Born at 2 Crown Office Row, Inner Temple. Studied at Christ's Hospital where he became friends with Samuel Taylor Coleridge. "Elia" is the pseudonym Lamb used for a series of essays he wrote for the London Magazine and then published in book form, 1821 - 33.
Charles and his sister Mary both experienced periods of insanity but Mary outclassed him. In 1796, aged 32, Mary stabbed and killed their mother with a table knife. Charles, only aged 21, rescued Mary from a life in prison by taking responsibility for her. They lived together for the rest of his life, leading a rich social life in London, moving to Edmonton in 1828.
Prior to her fit of madness Mary had been the chief bread-winner for her family through her industry as a needlewoman. She was clever, creative, responsible, serene and sensible.
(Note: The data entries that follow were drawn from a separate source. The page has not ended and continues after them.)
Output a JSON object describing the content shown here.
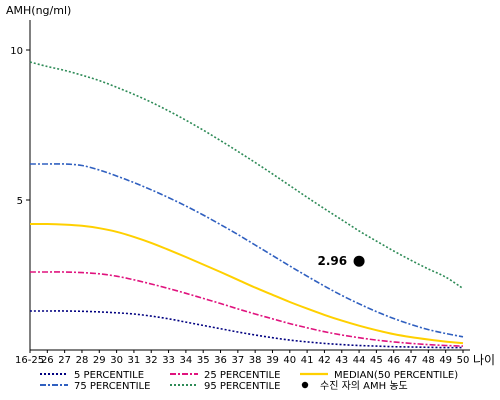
{
  "chart_data": {
    "type": "line",
    "ylabel": "AMH(ng/ml)",
    "xunit": "나이",
    "ylim": [
      0,
      11
    ],
    "yticks": [
      5,
      10
    ],
    "x_labels": [
      "16-25",
      "26",
      "27",
      "28",
      "29",
      "30",
      "31",
      "32",
      "33",
      "34",
      "35",
      "36",
      "37",
      "38",
      "39",
      "40",
      "41",
      "42",
      "43",
      "44",
      "45",
      "46",
      "47",
      "48",
      "49",
      "50"
    ],
    "series": [
      {
        "name": "5 PERCENTILE",
        "color": "#000080",
        "dash": "2,2",
        "values": [
          1.3,
          1.3,
          1.3,
          1.29,
          1.27,
          1.24,
          1.2,
          1.13,
          1.04,
          0.93,
          0.82,
          0.71,
          0.6,
          0.5,
          0.41,
          0.33,
          0.27,
          0.22,
          0.18,
          0.15,
          0.13,
          0.11,
          0.1,
          0.09,
          0.08,
          0.08
        ]
      },
      {
        "name": "25 PERCENTILE",
        "color": "#e0137e",
        "dash": "6,2,2,2",
        "values": [
          2.6,
          2.6,
          2.6,
          2.58,
          2.54,
          2.46,
          2.34,
          2.2,
          2.05,
          1.89,
          1.72,
          1.55,
          1.37,
          1.2,
          1.04,
          0.88,
          0.74,
          0.61,
          0.5,
          0.41,
          0.33,
          0.27,
          0.22,
          0.18,
          0.15,
          0.13
        ]
      },
      {
        "name": "MEDIAN(50 PERCENTILE)",
        "color": "#ffd000",
        "dash": "",
        "values": [
          4.2,
          4.2,
          4.18,
          4.14,
          4.06,
          3.94,
          3.77,
          3.57,
          3.34,
          3.1,
          2.85,
          2.6,
          2.34,
          2.08,
          1.84,
          1.6,
          1.38,
          1.17,
          0.98,
          0.81,
          0.66,
          0.53,
          0.43,
          0.35,
          0.28,
          0.23
        ]
      },
      {
        "name": "75 PERCENTILE",
        "color": "#3060c0",
        "dash": "6,2,2,2",
        "values": [
          6.2,
          6.2,
          6.2,
          6.15,
          6.0,
          5.8,
          5.58,
          5.34,
          5.08,
          4.8,
          4.5,
          4.18,
          3.85,
          3.5,
          3.15,
          2.8,
          2.46,
          2.13,
          1.82,
          1.54,
          1.28,
          1.05,
          0.85,
          0.68,
          0.55,
          0.44
        ]
      },
      {
        "name": "95 PERCENTILE",
        "color": "#2e8b57",
        "dash": "2,2",
        "values": [
          9.6,
          9.45,
          9.32,
          9.16,
          8.98,
          8.76,
          8.52,
          8.26,
          7.97,
          7.66,
          7.33,
          6.98,
          6.62,
          6.25,
          5.87,
          5.48,
          5.09,
          4.71,
          4.34,
          3.97,
          3.63,
          3.3,
          2.99,
          2.7,
          2.43,
          2.05
        ]
      }
    ],
    "point": {
      "name": "수진 자의 AMH 농도",
      "x_index": 19,
      "value": 2.96,
      "label": "2.96",
      "color": "#000000"
    },
    "legend": [
      {
        "key": "p5",
        "label": "5 PERCENTILE",
        "color": "#000080",
        "dash": "2,2"
      },
      {
        "key": "p25",
        "label": "25 PERCENTILE",
        "color": "#e0137e",
        "dash": "6,2,2,2"
      },
      {
        "key": "median",
        "label": "MEDIAN(50 PERCENTILE)",
        "color": "#ffd000",
        "dash": ""
      },
      {
        "key": "p75",
        "label": "75 PERCENTILE",
        "color": "#3060c0",
        "dash": "6,2,2,2"
      },
      {
        "key": "p95",
        "label": "95 PERCENTILE",
        "color": "#2e8b57",
        "dash": "2,2"
      },
      {
        "key": "patient",
        "label": "수진 자의 AMH 농도",
        "color": "#000000",
        "marker": "dot"
      }
    ]
  }
}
However their mother always displayed a distinct preference for Charles, leaving Mary emotionally deprived since childhood. After the murder Charles swiftly had Mary confined in a private madhouse in Islington so that her insanity could be established, as a safeguard against judicial punishment. She apparently made a full recovery, of sorts, since, for the rest of her life, she suffered occasional "distempers" and thenceforth "the Lambs never left home without a straitjacket". They moved from Islington to Enfield in 1827 and to Edmonton in 1833 where Charles died at Walden's/Bay Cottage, Church Street. Mary deteriorated and died 12 years later in 1847. Both were buried in Edmonton Churchyard.